Beiträge von ISD

    treasure grundsätzlich bin ich absolut bei dir. In vielen Bereichen sind Noten tatsächlich auch zweitrangig. Nur wenn es um den NC geht, wir es schwierig, wenn man dann mit Leuten konkurriert, die ihre Noten geschenkt bekommen haben.

    Mein angestrebter Kompromiss (bin ja noch im Ref) in der Frage: in der E Phase streng sein, in der Q-Phase angemessen. Wenn die SuS dann den Anspruch aus der E-Phase kennen, dann werden die Noten automatisch besser und die Leistung stimmt auch. So meine Theorie.🤷🏼‍♀️

    Wie gesagt, zu Bayern kann ich nichts sagen. Ich mach das Ref in Hessen.Daher kann ich nur das berichten:

    Wir müssen 12 Stunden unterrichten und an zwei Tagen haben wir Studienseminar.
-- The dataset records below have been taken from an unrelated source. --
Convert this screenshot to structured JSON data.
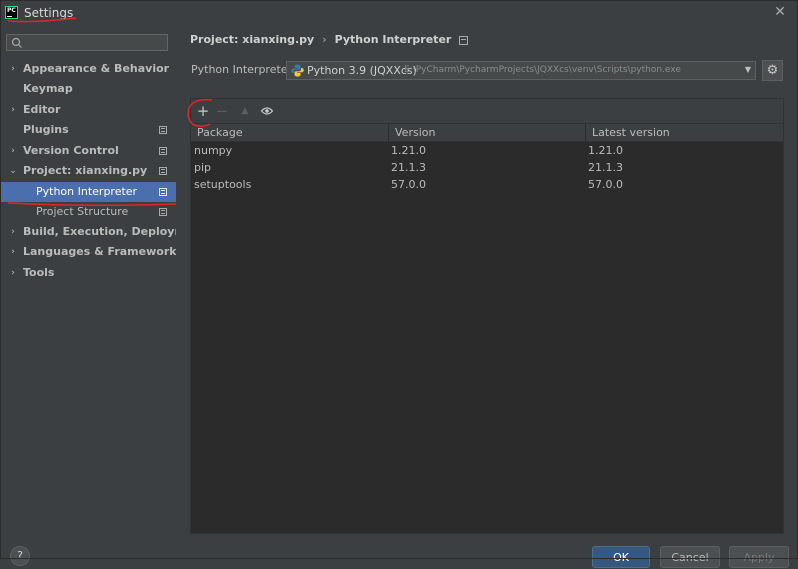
{
  "window": {
    "title": "Settings"
  },
  "search": {
    "placeholder": ""
  },
  "sidebar": {
    "items": [
      {
        "label": "Appearance & Behavior",
        "chevron": "›"
      },
      {
        "label": "Keymap"
      },
      {
        "label": "Editor",
        "chevron": "›"
      },
      {
        "label": "Plugins"
      },
      {
        "label": "Version Control",
        "chevron": "›"
      },
      {
        "label": "Project: xianxing.py",
        "chevron": "⌄"
      },
      {
        "label": "Python Interpreter"
      },
      {
        "label": "Project Structure"
      },
      {
        "label": "Build, Execution, Deployment",
        "chevron": "›"
      },
      {
        "label": "Languages & Frameworks",
        "chevron": "›"
      },
      {
        "label": "Tools",
        "chevron": "›"
      }
    ]
  },
  "breadcrumb": {
    "project": "Project: xianxing.py",
    "separator": "›",
    "page": "Python Interpreter"
  },
  "interpreter": {
    "label": "Python Interpreter:",
    "name": "Python 3.9 (JQXXcs)",
    "path": "E:\\PyCharm\\PycharmProjects\\JQXXcs\\venv\\Scripts\\python.exe"
  },
  "toolbar": {
    "add": "+",
    "remove": "−",
    "upgrade": "▲",
    "show": "eye-icon"
  },
  "packages": {
    "columns": [
      "Package",
      "Version",
      "Latest version"
    ],
    "rows": [
      [
        "numpy",
        "1.21.0",
        "1.21.0"
      ],
      [
        "pip",
        "21.1.3",
        "21.1.3"
      ],
      [
        "setuptools",
        "57.0.0",
        "57.0.0"
      ]
    ]
  },
  "footer": {
    "help": "?",
    "ok": "OK",
    "cancel": "Cancel",
    "apply": "Apply"
  },
  "colors": {
    "selection": "#4b6eaf",
    "background": "#3c3f41",
    "table_background": "#2b2b2b",
    "annotation": "#e0262b",
    "ok_button": "#365880"
  }
}
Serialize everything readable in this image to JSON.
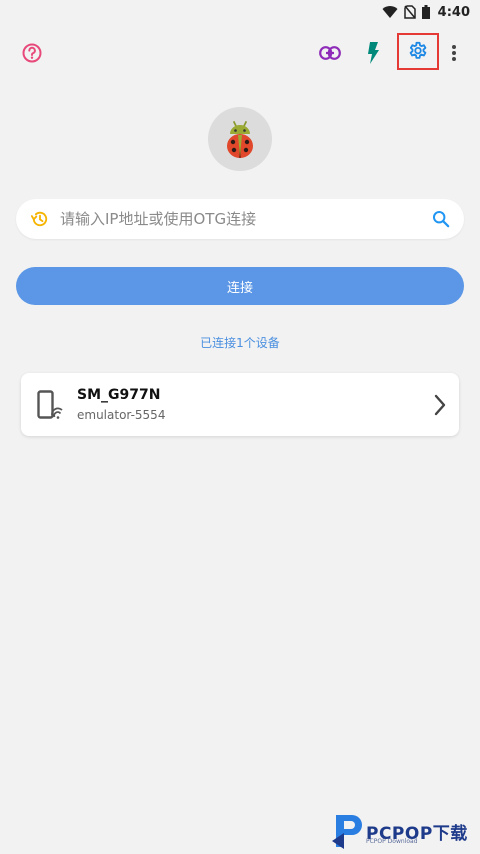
{
  "status_bar": {
    "time": "4:40"
  },
  "toolbar": {
    "help_icon": "help-circle-icon",
    "link_icon": "link-icon",
    "flash_icon": "flash-icon",
    "settings_icon": "gear-icon",
    "more_icon": "more-vert-icon"
  },
  "search": {
    "placeholder": "请输入IP地址或使用OTG连接",
    "value": ""
  },
  "connect_button": {
    "label": "连接"
  },
  "connected_info": "已连接1个设备",
  "devices": [
    {
      "name": "SM_G977N",
      "serial": "emulator-5554"
    }
  ],
  "watermark": {
    "brand": "PCPOP下载",
    "sub": "PCPOP Download"
  },
  "colors": {
    "accent_blue": "#5b97e6",
    "help_pink": "#e8497a",
    "link_purple": "#8e2bb8",
    "flash_teal": "#00897b",
    "settings_blue": "#1e88e5",
    "history_yellow": "#f5b400",
    "search_blue": "#2196f3",
    "highlight_red": "#e53935"
  }
}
    Bei mir ist es so, dass ich entweder vor oder nach der Schule bzw. in Freistunden Unterricht vor- und nachbereite (je nach Tag, wie der Stundenplan ist). An Seminartagen arbeite ich nach dem Seminar den Seminarkram nach. Zusätzlich bin ich am Wochenende mindestens einen halben Tag manchmal auch einen Ganzen, je nach dem was ansteht) mit Vor- und Nachbereitung beschäftigt. Man muss am Anfang einer Unterrichtsreihe für jede Lerngruppe eine fachliche und überfachliche Diagnostik durchführen und auswerten. Das kostet auch richtig Zeit. Bei uns muss man sich zusätzlich dazu in einer Schulentwicklungsaufgabe einbringen. Auch das schlägt aufs Zeitbudget. Da man in der beruflichen Schule in mehreren Schulformen eingesetzt ist, tanzt man auch noch auf diversen Schulform- und/oder Fachkonferenzen rum.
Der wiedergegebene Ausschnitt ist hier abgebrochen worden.